Bab 4: Bastian

...****************...

“Di mana putraku?”

Baru kali ini Bi Laksmi mendengar Araya memanggil anaknya dengan sebutan kepemilikan seperti itu. Biasanya Araya hanya memanggil kasar, seperti ‘di mana anak itu?’ ‘di mana anak iblis itu?!’

“Tuan muda tengah di sekolahnya, Nyonya.”

Sekarang Bi Laksmi benar-benar mengkhawatirkan majikan kecilnya itu, untuk apalagi Nyonya nya mencari Tuan muda jika bukan untuk menyiksanya? Dan tak ada yang bisa Bi Laksmi lakukan sebagai pelayan, bahkan Tuannya pun hanya acuh dengan keadaan rumah.

“Sekolah?” Araya bergumam tertarik, sebuah ide cemerlang terlintas di kepalanya.

“Jam berapa Ghariel pulang? Biar aku yang menjemputnya.”

Kini pelayan Araya itu memiliki praduga lain, walaupun ucapan Araya terdengar seperti ibu yang baik ingin menjemput anaknya. Ia malah berpikir, apa hal buruk yang membuat mood Nyonya-nya itu turun? Biasanya Araya akan menghampiri Ghariel untuk pelampiasan seperti itu.

Bagaimana jika Nyonya ingin memarahi Tuan muda di depan teman-teman sekolahnya?! Batin Bi Laksmi khawatir.

“Bi Laksmi, aku tanya jam berapa?” Tegur Araya melihat pelayannya yang malah melamun itu.

“Ah, ma-maaf Nyonya. Itu. Tuan Muda biasanya pulang pukul satu siang,” jawab Bi Laksmi tergesa.

“Hmm, berrati dua jam lagi, ya.”

Bi Laksmi mengangguk, “yang bertugas mengantar jemput Tuan Muda adalah sir Bastian, Nyonya.”

“Bastian?”

***

Lelaki berusia akhir dua puluhan dengan membawa beberapa berkas di tangannya memasuki salah satu ruangan terpenting di mansion ini, tidak ada yang boleh masuk ke sana selain ia dan Tuannya.

Cklek..

Setelah membuka pintu dengan sidik jari, ia langsung memasuki ruangan yang hanya diterangi cahaya temaram dari lampu gantung tua yang cahayanya berpendar redup di atas meja kayu hitam di ruangan itu.

Di sepanjang dinding, berbagai jenis pistol dan senjata api terpajang rapi di rak kayu gelap, seolah menjadi hiasan sekaligus peringatan.
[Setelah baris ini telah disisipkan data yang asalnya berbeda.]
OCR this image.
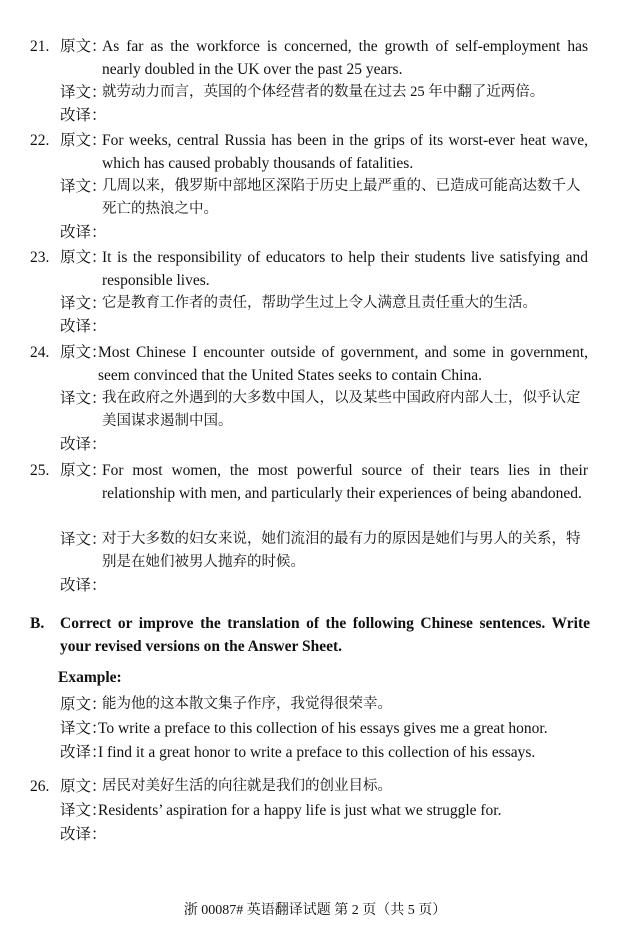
21. 原文：
As far as the workforce is concerned, the growth of self-employment has nearly doubled in the UK over the past 25 years.
译文：
就劳动力而言，英国的个体经营者的数量在过去 25 年中翻了近两倍。
改译：
22. 原文：
For weeks, central Russia has been in the grips of its worst-ever heat wave, which has caused probably thousands of fatalities.
译文：
几周以来，俄罗斯中部地区深陷于历史上最严重的、已造成可能高达数千人死亡的热浪之中。
改译：
23. 原文：
It is the responsibility of educators to help their students live satisfying and responsible lives.
译文：
它是教育工作者的责任，帮助学生过上令人满意且责任重大的生活。
改译：
24. 原文：
Most Chinese I encounter outside of government, and some in government, seem convinced that the United States seeks to contain China.
译文：
我在政府之外遇到的大多数中国人，以及某些中国政府内部人士，似乎认定美国谋求遏制中国。
改译：
25. 原文：
For most women, the most powerful source of their tears lies in their relationship with men, and particularly their experiences of being abandoned.
译文：
对于大多数的妇女来说，她们流泪的最有力的原因是她们与男人的关系，特别是在她们被男人抛弃的时候。
改译：
B. Correct or improve the translation of the following Chinese sentences. Write your revised versions on the Answer Sheet.
Example:
原文：
能为他的这本散文集子作序，我觉得很荣幸。
译文：
To write a preface to this collection of his essays gives me a great honor.
改译：
I find it a great honor to write a preface to this collection of his essays.
26. 原文：
居民对美好生活的向往就是我们的创业目标。
译文：
Residents’ aspiration for a happy life is just what we struggle for.
改译：
浙 00087# 英语翻译试题 第 2 页（共 5 页）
Ada revolver klasik dengan ukiran di gagangnya, pistol otomatis dengan kilatan baja dingin, hingga shotgun berlaras ganda yang tampak sudah sering digunakan. Beberapa senapan tua bersandar di pojokan, sementara tumpukan amunisi tersusun di lemari kaca yang kusam.

Lelaki itu sedikit terperanjat ketika menyadari kursi di balik meja hitam itu ternyata di tempati seseorang.

“Maaf Tuan saya masuk tanpa mengetuk. Saya kira Anda menuju kantor pagi ini,” ujarnya sembari membungkuk sopan.

Namanya Bastian, tangan kanan dari bos mafia terbesar di negara ini. Siapa lagi jika bukan Tuan Gevandra Raguel Smith.

Gevan yang tengah menikmati wine di meja terlihat tak mempersalahkan sama sekali. Hanya Bastian yang memiliki akses ke ruang kerjanya selain dirinya sendiri.

Bastian meletakkan berkas yang ia bawa ke atas meja kerja Tuannya. Setelahnya berdiri di sana sampai sang Tuan memberikan perintah jika ia harus pergi. Sejenak ia dapat melihat wajah lelah Gevan, pria itu jelas tak baik-baik saja dengan meminum alkohol di pagi menjelang siang ini.

Gevan terlihat menghela nafas gusar sembari menyugar surainya, “Dia kembali mencoba untuk bunuh diri pagi ini,” ungkapnya pelan.

“Nyonya?” Tanya Bastian retoris. Ia jelas tahu itu ditujukan untuk Nyonya besar rumah ini, satu-satunya orang yang selalu berhasil memporak-porandakan Tuannya.

Tapi ia cukup terkejut, karena tidak mendengar kabar apapun. Terakhir Bastian mengetahui Nyonya-nya itu mencoba bunuh diri dengan menjatuhkan dirinya dari tangga lantai dua.

“Saya tidak mendengar apapun, Tuan. Tidak ada pelayan yang membicarakan.”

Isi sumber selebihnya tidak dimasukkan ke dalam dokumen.